I’m in the process of building up a 6 node k8s cluster, with 3 master and 3 worker nodes that uses the following elements:
- CentOS 7
- Docker CE 19.03.xx
- Kubernetes 1.18.x (its a script building this, so it always grabs the latest release)
- Kube-VIP 1.x (for high availability of the API services)
- Calico Networking layer
- Metal LB (for in-cluster load balancing of apps)
- Project Contour (for Ingress services)
Before I initialize the cluster, I’ve had to create a YAML file that kube-vip will use for its configuration and bootstrapping, each master node has a modified version of this file to ensure each node knows what the VIP address is, and what its specific peer nodes are.
When I initialize Kubernetes on the first node I am using the following initialization command:
kubeadm init --control-plane-endpoint VIPHOSTNAME:6443 --pod-network-cidr=172.18.0.0/16 --service-cidr=172.18.0.0/16 --apiserver-bind-port 6444 --upload-certs
The VIPHOSTNAME value is replaced with the actual DNS name that represents the IP address of the VIP within Kube-VIP. I am also specifying the pod cidr and service cidr to ensure I have no conflicting assignments with my external (to the cluster) network(s). The Kube-VIP pod is spun up at this point and exposes port 6443 on the VIP that get’s aliased to the local nic (ens192), and is used for all subsequent API calls when building the cluster.
I can add in the 2 remaining master nodes, and the 3 worker nodes without issue. The two master nodes will have an additional Kube-VIP spun up to create the HA’d API services entry point and the VIP will sometimes move to one of the 3 master nodes at this point due to its internal election process. All kube-system pods will also start up except for the two coredns pods (which is expected - as there is no underlying networking layer yet).
However, at random points when I intialize the remaining elements of the cluster I get this error:
Warning FailedCreatePodSandBox 10m kubelet, test-node-06 Failed to create pod sandbox: rpc error: code = Unknown desc = [failed to set up sandbox container "9cd78e4551829f270cd0644827a48b3078cd3b93c5a1c704ac32a607dc151d01" network for pod "coredns-66bff467f8-q4m6t": networkPlugin cni failed to set up pod "coredns-66bff467f8-q4m6t_kube-system" network: Get https://[172.18.0.1]:443/apis/crd.projectcalico.org/v1/ippools: dial tcp 172.18.0.1:443: connect: connection refused, failed to clean up sandbox container "9cd78e4551829f270cd0644827a48b3078cd3b93c5a1c704ac32a607dc151d01" network for pod "coredns-66bff467f8-q4m6t": networkPlugin cni failed to teardown pod "coredns-66bff467f8-q4m6t_kube-system" network: error getting ClusterInformation: Get https://[172.18.0.1]:443/apis/crd.projectcalico.org/v1/clusterinformations/default: dial tcp 172.18.0.1:443: connect: connection refused]
I am starting here with Project Calico because the earliest I have seen this issue is when I have been attempting to initialize the calico networking stack.

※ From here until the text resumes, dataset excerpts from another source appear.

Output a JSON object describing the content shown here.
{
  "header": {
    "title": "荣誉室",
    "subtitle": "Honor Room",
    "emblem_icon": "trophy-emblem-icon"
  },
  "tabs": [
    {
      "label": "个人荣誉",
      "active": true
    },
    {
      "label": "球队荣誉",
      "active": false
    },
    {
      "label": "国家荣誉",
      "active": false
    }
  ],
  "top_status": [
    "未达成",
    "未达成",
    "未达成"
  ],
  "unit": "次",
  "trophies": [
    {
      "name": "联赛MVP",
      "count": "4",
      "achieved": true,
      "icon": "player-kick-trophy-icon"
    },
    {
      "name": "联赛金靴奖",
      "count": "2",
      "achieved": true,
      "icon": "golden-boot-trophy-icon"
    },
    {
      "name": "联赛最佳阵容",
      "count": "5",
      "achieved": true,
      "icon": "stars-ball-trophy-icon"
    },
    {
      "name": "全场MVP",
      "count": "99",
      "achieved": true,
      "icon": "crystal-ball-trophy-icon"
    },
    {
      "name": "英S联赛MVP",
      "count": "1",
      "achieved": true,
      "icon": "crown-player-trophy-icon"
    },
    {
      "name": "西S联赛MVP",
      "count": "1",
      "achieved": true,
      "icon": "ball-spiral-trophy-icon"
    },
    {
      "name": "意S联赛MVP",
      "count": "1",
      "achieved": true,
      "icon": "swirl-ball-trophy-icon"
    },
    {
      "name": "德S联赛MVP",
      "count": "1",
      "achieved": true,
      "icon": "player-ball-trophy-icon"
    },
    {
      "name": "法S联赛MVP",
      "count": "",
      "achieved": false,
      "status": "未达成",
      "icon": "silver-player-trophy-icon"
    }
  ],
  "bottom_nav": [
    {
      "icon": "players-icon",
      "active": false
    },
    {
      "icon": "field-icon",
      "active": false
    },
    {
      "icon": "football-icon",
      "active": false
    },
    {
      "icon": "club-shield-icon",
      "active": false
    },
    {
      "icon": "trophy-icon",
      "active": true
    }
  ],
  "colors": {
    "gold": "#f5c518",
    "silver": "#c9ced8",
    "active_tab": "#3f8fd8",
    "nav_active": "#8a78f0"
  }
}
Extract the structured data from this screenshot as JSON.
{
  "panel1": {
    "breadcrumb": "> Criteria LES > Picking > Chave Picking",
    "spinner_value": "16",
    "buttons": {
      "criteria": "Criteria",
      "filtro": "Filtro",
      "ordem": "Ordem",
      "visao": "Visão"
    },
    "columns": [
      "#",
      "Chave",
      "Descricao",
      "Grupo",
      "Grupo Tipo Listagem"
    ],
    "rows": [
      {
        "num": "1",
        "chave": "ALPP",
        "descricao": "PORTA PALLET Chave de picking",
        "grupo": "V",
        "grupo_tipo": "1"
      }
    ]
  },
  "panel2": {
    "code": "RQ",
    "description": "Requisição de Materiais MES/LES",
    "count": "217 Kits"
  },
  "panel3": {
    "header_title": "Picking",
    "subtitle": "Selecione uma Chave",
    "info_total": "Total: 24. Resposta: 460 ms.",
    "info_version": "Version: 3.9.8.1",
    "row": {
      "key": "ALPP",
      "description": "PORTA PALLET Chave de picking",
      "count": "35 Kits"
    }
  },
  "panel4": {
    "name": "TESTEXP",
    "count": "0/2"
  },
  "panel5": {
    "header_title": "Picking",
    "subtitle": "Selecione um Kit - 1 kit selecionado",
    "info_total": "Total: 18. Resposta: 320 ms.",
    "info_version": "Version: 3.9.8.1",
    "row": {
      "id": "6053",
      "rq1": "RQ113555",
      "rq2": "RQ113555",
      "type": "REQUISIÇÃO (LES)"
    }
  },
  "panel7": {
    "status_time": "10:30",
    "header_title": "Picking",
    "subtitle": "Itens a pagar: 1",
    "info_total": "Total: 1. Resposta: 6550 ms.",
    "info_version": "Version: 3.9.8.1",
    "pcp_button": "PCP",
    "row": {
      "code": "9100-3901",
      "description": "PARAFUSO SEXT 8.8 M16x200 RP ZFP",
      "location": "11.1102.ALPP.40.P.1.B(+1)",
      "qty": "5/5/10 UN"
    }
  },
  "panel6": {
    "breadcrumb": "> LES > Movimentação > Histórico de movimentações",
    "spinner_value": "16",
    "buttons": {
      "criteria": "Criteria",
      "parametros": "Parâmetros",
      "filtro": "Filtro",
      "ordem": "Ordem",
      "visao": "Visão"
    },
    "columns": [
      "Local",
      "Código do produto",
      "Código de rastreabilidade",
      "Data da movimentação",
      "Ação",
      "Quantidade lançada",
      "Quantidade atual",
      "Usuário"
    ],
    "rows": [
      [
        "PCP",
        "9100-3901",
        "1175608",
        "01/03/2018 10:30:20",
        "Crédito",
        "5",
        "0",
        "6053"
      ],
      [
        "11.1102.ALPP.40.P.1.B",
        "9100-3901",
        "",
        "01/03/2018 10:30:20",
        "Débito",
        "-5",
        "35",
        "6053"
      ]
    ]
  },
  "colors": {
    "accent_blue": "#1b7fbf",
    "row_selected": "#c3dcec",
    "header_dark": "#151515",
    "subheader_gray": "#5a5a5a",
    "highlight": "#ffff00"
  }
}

The guide I have used for Calico is the one at this URL:
https://docs.projectcalico.org/getting-started/kubernetes/self-managed-onprem/onpremises#install-calico-with-kubernetes-api-datastore-50-nodes-or-less
I have had times where this error has not occurred, and the entire cluster can be up and running in a matter of minutes. The error message will still occurr, but at a much later point in time when I attempting to add app pods to the cluster - sometimes preventing the pods from intializing at all, other times simply delaying how long it takes for those pods to initialize. Other times, I see the problem right at the point where I am initializing the calico networking stack, and the problem just daisy chains further on down.
I have tried letting calico detect the pod cidr on its own, as well as modifying the CALICO_IPV4POOL_CIDR value in the calico.yaml file, which is the process I am currently using. I’ve built a script that I am using to initialize the entire kubernetes stack, which strategic pauses in place to allow a given state of the cluster to settle before I allow the script to move onto the next setup phase, so it is easy for me to rebuild the cluster if I need to.
I have also curl’d the address via:
curl -vk https://172.18.0.1
When I curl the above address, it will always work from the system where the active Kube-VIP pod is located, but its 50/50 as to if one of the other nodes can get to it or not. I’ve had some cases where it worked without issue, and 5 minutes later it wont - from the same node, and I’m at a loss as to what is happening.
I am hoping someone can help me figure this out, as I’ve spent the last few days checking every google’d result to te above error and so far nothing has resolved the issue.